In this blog post, we’ll explore the principle by which submarines rise or sink underwater through buoyancy control, and how that principle resembles other phenomena found in nature.
If you drop a rubber duck into a bathtub, it will immediately float back to the surface. However, if we were to get into the bathtub, our bodies would sink to the bottom. Just like this, when objects enter water, they either float to the surface or sink to the bottom. But there is one object that can sink underwater or resurface depending on the situation: the submarine. A submarine can adjust its depth underwater without relying on engine power. How does a submarine control its depth underwater?
First, let’s examine the differences between objects that float and those that sink. To understand the principles of a submarine, we need to briefly look at its history. The first submarine is believed to have been built by the 17th-century Dutch inventor Cornelius Drebbel. His submarine was simply a small wooden vessel propelled by human power, but over the following centuries, submarines evolved for military purposes and became equipped with complex technology. At the heart of this development was an understanding of an object’s buoyancy and gravity.

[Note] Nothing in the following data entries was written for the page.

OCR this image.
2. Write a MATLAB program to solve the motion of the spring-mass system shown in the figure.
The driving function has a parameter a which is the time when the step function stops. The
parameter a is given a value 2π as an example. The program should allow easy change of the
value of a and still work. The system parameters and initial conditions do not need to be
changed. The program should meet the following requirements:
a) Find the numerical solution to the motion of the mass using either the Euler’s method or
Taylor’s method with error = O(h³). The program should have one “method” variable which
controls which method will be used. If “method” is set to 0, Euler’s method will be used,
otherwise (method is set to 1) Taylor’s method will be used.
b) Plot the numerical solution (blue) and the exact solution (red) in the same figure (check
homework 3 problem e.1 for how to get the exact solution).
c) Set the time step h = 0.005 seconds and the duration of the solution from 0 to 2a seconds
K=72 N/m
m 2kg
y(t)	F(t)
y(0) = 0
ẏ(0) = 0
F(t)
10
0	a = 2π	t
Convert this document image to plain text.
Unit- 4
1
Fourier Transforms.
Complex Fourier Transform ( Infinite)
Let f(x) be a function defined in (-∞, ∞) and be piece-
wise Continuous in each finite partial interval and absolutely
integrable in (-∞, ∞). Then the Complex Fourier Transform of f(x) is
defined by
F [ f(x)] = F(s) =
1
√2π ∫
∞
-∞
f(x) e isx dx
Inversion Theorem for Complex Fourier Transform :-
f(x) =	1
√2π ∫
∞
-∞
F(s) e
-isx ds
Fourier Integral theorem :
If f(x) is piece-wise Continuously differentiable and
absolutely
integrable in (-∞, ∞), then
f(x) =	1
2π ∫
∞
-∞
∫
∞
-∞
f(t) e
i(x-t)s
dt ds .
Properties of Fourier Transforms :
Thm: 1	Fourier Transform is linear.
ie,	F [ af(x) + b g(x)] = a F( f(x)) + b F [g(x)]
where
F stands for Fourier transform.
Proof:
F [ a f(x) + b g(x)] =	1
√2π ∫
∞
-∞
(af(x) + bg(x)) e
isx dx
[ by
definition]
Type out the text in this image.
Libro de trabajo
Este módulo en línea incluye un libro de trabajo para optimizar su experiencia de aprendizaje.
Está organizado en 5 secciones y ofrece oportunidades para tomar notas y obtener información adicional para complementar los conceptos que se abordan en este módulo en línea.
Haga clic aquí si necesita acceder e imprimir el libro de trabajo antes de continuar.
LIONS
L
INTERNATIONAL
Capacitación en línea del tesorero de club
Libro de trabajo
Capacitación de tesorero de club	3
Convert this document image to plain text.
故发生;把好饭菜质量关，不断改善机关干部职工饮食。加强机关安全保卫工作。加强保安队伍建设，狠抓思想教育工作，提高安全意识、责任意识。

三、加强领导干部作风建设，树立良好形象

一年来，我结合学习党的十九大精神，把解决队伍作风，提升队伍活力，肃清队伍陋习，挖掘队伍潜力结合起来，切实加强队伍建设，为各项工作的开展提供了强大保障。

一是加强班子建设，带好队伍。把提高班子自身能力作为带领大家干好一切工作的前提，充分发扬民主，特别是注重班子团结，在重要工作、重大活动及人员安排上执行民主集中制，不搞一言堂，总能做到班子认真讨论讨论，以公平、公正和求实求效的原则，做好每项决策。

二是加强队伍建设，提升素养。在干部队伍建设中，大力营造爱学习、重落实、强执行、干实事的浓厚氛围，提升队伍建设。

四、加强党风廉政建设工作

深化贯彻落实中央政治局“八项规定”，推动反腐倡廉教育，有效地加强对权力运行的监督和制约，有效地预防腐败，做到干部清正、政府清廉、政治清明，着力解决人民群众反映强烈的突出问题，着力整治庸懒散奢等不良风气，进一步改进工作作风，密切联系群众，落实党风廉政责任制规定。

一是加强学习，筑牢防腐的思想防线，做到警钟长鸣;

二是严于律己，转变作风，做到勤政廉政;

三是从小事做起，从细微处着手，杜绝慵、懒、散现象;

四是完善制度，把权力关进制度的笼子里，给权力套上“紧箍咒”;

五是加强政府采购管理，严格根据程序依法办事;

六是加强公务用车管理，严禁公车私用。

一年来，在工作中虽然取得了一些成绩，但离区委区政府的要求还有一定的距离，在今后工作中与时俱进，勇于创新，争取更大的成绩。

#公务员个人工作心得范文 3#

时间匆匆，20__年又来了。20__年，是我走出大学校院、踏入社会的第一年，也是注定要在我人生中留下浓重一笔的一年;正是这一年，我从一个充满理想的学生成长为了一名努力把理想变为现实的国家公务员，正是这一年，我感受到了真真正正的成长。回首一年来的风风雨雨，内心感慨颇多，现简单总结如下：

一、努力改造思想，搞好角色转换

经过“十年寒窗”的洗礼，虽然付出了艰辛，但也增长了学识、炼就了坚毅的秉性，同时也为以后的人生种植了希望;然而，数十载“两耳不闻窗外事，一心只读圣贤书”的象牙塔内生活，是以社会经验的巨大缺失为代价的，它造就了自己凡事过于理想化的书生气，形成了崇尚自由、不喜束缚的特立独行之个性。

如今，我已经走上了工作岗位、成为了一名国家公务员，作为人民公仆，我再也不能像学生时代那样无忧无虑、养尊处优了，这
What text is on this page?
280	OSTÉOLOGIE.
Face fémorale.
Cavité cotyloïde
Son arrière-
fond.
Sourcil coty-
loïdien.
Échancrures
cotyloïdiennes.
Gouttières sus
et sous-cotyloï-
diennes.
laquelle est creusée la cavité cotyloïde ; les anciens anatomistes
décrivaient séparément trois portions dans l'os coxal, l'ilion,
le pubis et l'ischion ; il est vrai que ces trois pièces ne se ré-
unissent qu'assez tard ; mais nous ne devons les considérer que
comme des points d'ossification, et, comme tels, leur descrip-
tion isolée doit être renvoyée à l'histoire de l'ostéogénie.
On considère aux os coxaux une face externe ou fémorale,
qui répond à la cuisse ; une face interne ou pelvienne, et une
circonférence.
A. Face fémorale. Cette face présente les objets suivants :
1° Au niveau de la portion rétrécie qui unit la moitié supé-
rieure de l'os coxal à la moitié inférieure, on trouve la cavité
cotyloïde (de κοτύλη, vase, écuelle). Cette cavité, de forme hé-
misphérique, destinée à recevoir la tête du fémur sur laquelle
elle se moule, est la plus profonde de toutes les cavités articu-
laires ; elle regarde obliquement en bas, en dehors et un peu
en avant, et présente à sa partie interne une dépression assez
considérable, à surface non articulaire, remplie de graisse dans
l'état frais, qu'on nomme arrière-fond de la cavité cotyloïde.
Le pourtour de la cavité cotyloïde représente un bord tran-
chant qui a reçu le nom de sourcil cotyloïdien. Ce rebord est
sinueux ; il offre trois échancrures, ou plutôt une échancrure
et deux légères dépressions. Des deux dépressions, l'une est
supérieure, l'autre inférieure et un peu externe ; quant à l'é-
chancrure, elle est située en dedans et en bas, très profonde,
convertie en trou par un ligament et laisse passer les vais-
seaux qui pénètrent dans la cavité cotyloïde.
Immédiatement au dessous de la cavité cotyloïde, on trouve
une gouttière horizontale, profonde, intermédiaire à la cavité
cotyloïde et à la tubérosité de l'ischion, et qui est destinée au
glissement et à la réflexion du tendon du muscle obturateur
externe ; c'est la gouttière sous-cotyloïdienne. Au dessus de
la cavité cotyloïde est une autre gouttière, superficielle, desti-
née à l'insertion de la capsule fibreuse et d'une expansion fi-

Gravity acts equally on objects submerged in water. However, since an object floating on the water’s surface is at rest, we can see that the net force acting on it is zero. This is because another force is acting in the opposite direction of gravity—and that force is buoyancy. Buoyancy is a principle first discovered by the ancient Greek scientist Archimedes; it occurs as a reaction to the water displaced by an object submerged in water. Its magnitude is equal to the weight of the water displaced, and the volume of water displaced is equal to the volume of the object submerged in the water. In other words, an object floating on water displaces an amount of water equal to its own weight, creating a state of equilibrium between gravity and buoyancy.
An object sinks into water because its weight exceeds the weight of the water displaced by its volume. Therefore, whether an object floats or sinks in water depends on whether its mass per unit volume—that is, its density—is greater or less than that of water. Submarines utilize this property to adjust their density and move underwater.
So, how does a submarine adjust its density underwater? It uses buoyancy tanks to control its density. Buoyancy tanks are structural components of a submarine consisting of large empty spaces that can be filled with air or water. When a submarine submerges, it fills the buoyancy tanks with seawater to increase its density. When the submarine surfaces, compressed air that has been prepared in advance is injected into the buoyancy tanks, and the external valves of the tanks are opened. This causes the seawater in the buoyancy tanks to be expelled, and the tanks are filled with air, reducing the submarine’s total mass. However, since the volume occupied by the submarine underwater remains the same, the submarine’s density also decreases. As a result, the submarine’s average density becomes lower than that of seawater, allowing it to rise to the surface.
The buoyancy tanks also serve to maintain a balance between the submarine’s weight and buoyancy, enabling it to move at a constant depth underwater. At this point, the submarine’s density matches that of seawater, and the buoyancy at this state is called neutral buoyancy. In a state of neutral buoyancy, the submarine can maintain its depth while conserving fuel, making it efficient for long-duration submerged operations.
This principle of submarines is similar to that of a fish’s swim bladder. Fish use an organ called a swim bladder, which can hold air, to regulate their depth underwater. Therefore, submarines ultimately regulate their depth by balancing gravity and buoyancy underwater, using the same principle as fish.
This capability of submarines plays a crucial role not only in military operations but also in scientific exploration. Marine researchers use submarines to explore deep-sea environments, survey seabed resources, and contribute to the protection of marine ecosystems. This is greatly helping humanity gain a deeper understanding of the Earth and the oceans.